The changes approved for the Experience Rating Plan will introduce a new formula for gauging an employer’s expected and excess losses for claims. It will replace the current “split-point” system that has been blamed for being too volatile and punishing small employers for incurring a single workers’ comp claim.

 

The current split

The current system calculates all losses up to a $7,000 split point and then a portion of the losses over that level, which are deemed “excess losses.” Typically, if the costs of a claim or claims are at or below the primary expected losses, the effect on an employer’s premium is minimal. But if the costs exceed expected costs, there will be a greater impact.

 

The new version

The new system will use a variable split point for determining primary and excess losses that are counted in an employer’s workers’ comp experience. The change will put greater emphasis the number of claims an employer incurs, and de-emphasize the cost of claims on employers’ X-Mods and workers’ comp experience.
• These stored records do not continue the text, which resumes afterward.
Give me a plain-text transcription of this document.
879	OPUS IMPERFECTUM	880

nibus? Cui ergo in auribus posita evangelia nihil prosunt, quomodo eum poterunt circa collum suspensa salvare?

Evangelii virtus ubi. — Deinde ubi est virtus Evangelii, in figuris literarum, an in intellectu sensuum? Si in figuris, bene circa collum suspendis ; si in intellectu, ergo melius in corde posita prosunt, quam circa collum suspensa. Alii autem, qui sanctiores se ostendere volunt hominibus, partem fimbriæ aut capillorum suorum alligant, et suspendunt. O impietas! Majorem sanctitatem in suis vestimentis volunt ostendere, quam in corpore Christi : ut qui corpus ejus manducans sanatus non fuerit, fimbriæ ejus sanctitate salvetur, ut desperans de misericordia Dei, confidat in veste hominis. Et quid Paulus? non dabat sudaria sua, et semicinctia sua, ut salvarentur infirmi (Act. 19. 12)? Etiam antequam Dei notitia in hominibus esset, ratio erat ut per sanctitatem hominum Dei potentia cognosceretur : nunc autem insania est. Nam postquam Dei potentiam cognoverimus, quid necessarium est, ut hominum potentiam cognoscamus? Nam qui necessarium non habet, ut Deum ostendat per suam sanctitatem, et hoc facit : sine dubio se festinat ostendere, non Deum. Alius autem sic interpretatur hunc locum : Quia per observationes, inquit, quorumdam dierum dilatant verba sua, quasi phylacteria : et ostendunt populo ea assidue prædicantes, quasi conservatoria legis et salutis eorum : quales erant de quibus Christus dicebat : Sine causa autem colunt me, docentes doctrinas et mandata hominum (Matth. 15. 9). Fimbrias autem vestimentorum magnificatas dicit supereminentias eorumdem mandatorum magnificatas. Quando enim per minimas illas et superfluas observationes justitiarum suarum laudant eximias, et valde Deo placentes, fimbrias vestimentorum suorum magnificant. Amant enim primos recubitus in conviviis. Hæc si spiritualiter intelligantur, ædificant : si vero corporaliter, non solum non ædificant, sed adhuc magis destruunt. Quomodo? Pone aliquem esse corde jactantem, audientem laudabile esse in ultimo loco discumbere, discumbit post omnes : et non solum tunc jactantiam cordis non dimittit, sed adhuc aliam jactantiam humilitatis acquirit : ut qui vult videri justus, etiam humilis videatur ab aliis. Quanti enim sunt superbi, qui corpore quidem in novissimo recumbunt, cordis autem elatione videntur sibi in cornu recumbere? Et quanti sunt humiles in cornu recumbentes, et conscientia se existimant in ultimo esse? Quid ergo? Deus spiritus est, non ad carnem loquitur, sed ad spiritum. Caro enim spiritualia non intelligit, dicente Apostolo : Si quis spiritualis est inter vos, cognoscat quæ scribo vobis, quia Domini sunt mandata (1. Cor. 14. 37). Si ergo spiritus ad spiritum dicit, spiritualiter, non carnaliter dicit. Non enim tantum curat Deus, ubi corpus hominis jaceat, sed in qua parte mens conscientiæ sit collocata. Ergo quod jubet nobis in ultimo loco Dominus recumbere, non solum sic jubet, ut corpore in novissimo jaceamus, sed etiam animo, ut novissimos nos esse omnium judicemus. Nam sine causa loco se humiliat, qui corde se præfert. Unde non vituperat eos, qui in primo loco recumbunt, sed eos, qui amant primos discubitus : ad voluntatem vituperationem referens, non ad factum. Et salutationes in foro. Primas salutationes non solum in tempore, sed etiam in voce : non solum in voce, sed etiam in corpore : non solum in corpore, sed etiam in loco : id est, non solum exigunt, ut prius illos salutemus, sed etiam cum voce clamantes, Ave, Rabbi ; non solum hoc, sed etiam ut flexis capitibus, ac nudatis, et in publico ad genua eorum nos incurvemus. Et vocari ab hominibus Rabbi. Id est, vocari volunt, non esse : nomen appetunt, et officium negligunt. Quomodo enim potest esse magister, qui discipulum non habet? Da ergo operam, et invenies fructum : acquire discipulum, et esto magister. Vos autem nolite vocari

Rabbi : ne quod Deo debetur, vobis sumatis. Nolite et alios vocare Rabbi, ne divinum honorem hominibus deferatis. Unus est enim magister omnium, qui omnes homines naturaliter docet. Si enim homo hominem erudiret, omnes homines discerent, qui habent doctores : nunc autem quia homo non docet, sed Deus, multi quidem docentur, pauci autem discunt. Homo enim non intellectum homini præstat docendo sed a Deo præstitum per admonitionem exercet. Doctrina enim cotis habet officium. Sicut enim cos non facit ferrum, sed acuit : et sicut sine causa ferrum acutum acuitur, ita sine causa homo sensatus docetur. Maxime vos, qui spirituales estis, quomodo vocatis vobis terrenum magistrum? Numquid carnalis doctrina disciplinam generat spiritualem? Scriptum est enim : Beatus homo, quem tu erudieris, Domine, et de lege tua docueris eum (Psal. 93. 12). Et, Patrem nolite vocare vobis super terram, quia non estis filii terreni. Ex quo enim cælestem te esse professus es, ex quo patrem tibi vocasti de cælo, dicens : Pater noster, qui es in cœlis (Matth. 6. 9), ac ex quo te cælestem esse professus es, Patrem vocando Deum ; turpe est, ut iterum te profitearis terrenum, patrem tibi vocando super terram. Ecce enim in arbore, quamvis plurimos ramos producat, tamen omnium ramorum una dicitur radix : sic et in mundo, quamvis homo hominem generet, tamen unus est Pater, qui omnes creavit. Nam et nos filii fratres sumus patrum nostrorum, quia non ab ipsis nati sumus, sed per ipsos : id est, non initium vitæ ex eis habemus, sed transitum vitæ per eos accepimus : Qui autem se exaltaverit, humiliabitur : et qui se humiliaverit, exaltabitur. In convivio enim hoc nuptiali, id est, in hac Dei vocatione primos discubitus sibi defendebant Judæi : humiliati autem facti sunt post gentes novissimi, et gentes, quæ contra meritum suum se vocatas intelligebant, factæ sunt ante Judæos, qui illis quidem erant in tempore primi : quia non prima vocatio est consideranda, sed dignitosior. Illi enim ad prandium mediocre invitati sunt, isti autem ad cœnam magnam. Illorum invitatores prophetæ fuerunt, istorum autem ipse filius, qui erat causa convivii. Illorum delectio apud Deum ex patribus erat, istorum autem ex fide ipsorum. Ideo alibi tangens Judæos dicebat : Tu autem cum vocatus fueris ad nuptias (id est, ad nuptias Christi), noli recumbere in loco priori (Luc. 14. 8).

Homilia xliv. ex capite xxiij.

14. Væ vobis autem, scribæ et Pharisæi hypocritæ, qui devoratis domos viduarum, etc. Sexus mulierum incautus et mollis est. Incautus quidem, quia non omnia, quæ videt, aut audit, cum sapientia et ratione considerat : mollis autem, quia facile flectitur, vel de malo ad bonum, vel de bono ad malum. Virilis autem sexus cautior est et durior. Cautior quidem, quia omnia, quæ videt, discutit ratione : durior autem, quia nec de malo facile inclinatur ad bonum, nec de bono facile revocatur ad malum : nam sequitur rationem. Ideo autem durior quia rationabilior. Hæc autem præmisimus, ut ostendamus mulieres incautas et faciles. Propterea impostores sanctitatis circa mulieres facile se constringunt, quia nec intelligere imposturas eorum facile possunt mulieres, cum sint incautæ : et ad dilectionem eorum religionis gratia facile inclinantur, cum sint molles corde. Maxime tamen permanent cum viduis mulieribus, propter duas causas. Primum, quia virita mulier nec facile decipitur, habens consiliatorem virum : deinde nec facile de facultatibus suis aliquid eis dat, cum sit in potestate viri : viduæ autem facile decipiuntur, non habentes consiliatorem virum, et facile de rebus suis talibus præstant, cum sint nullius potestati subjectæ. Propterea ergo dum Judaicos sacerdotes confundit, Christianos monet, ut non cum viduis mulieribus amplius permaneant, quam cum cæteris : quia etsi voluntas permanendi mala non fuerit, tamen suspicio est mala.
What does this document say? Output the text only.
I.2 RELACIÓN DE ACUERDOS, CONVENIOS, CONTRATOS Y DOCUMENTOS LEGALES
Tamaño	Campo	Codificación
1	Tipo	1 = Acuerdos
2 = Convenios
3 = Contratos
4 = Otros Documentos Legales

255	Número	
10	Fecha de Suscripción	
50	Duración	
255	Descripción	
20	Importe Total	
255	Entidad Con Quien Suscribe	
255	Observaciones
The Workers’ Compensation Insurance Rating Bureau, the body that tracks workers’ comp claims costs experience in California, says the new system “enhances the accuracy of the experience rating formula, especially for smaller employers, reduces volatility and provides flexibility for simplifying the experience rating formula in future years.”

 

Why change?

The Rating Bureau had to act because the $7,000 split point has been in place for more than a decade without change. But it has been loath to do so because of the negative effect it would have on smaller employers.

The new system, which will take effect in 2017, includes split points as low as $4,500 – and as high as $75,000 for the largest employers.

The new system also closes a loophole that some small and mid-sized employers are using to avoid the impact of their claims history.

In some cases, employers near the rating threshold can avoid the impact of a large claim by refusing to cooperate with an audit by their workers’ comp carrier. In these cases, the unaudited premium is excluded from the rating calculation, and that can make the employer ineligible for an X-Mod because their premium total is now below the rating threshold.

Under the new rules, an employer that had an X-Mod and is no longer eligible because of the exclusion of unaudited pay, will still receive an X-Mod if it is greater than 100.

This change, too, will take effect for 2017 policies.